For terms only, we included some more instructions to ensure that people evaluated the terms specifically, rather than trying to evaluate the things referred to by the terms: "Based only on the terms provided below, how much do you like or dislike each of the following? (Please note that you do not have to have heard of the terms to answer. Please just answer based on the names below without looking up additional information)." This was also asked on a 7 point scale from "Dislike a great deal" - "Like a great deal".
For cause areas (Study 1), the question: "Based on the description of each cause area below, please indicate to what extent you like or dislike a movement that promotes giving resources to this area." And, again, we used the scale 7 point scale from "Dislike a great deal" - "Like a great deal".
Thanks Deborah!
I'd like to see more research, however, as to why longtermism performed poorly in comparison with global catastrophic risks, because many of the latter play out on a long-term timescale.

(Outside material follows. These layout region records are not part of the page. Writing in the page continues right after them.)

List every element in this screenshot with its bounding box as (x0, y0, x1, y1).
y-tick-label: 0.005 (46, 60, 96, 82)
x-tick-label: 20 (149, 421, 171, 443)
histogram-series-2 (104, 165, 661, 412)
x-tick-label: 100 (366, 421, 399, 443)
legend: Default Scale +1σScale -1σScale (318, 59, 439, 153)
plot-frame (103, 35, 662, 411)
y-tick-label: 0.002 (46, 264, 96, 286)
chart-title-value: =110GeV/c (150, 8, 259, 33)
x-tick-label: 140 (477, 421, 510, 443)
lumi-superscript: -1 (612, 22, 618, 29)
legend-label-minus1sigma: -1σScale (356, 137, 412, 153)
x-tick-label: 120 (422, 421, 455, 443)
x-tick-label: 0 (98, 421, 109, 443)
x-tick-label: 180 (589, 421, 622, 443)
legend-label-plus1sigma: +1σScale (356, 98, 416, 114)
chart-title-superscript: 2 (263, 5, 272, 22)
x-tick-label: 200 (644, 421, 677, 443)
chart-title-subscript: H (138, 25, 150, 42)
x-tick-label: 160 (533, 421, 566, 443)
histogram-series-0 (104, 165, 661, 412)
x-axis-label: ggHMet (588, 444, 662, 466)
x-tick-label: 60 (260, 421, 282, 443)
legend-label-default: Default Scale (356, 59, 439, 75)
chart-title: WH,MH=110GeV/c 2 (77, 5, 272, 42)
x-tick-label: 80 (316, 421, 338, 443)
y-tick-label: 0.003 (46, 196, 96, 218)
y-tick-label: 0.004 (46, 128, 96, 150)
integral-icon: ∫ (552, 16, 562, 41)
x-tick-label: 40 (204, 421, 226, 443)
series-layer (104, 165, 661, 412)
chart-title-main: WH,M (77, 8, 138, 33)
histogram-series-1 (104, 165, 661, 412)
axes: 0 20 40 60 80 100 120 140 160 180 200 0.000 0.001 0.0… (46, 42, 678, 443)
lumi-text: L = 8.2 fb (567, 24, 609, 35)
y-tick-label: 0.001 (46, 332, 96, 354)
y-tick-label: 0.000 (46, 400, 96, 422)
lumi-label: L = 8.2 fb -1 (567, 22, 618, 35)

I think there are likely multiple different factors here:
Specific cause areas like AI safety and pandemic preparedness were generally better liked than broader concepts like EA or longtermism.
The summary was generally good, but I wouldn't say the above exactly. In the one study where we tested specific causes against broader concepts, AI Safety and Pandemic preparedness were roughly neck and neck with the general broader concept Global catastrophic risk reduction. Those three were more popular than Climate change (specific), Effective Altruism and Effective Giving (broader), which were neck and neck with each other. And all were more effective than Longtermism. So there wasn't a clear difference between specific cause area vs broader concept distinction.
Thanks! This was supported via Manifund and then topped up by Open Philanthropy after they saw it on there (so thanks to our donors on there and to Open Phil!).
I checked and people who currently work in an EA org are only slightly older on average (median 29 vs median 28).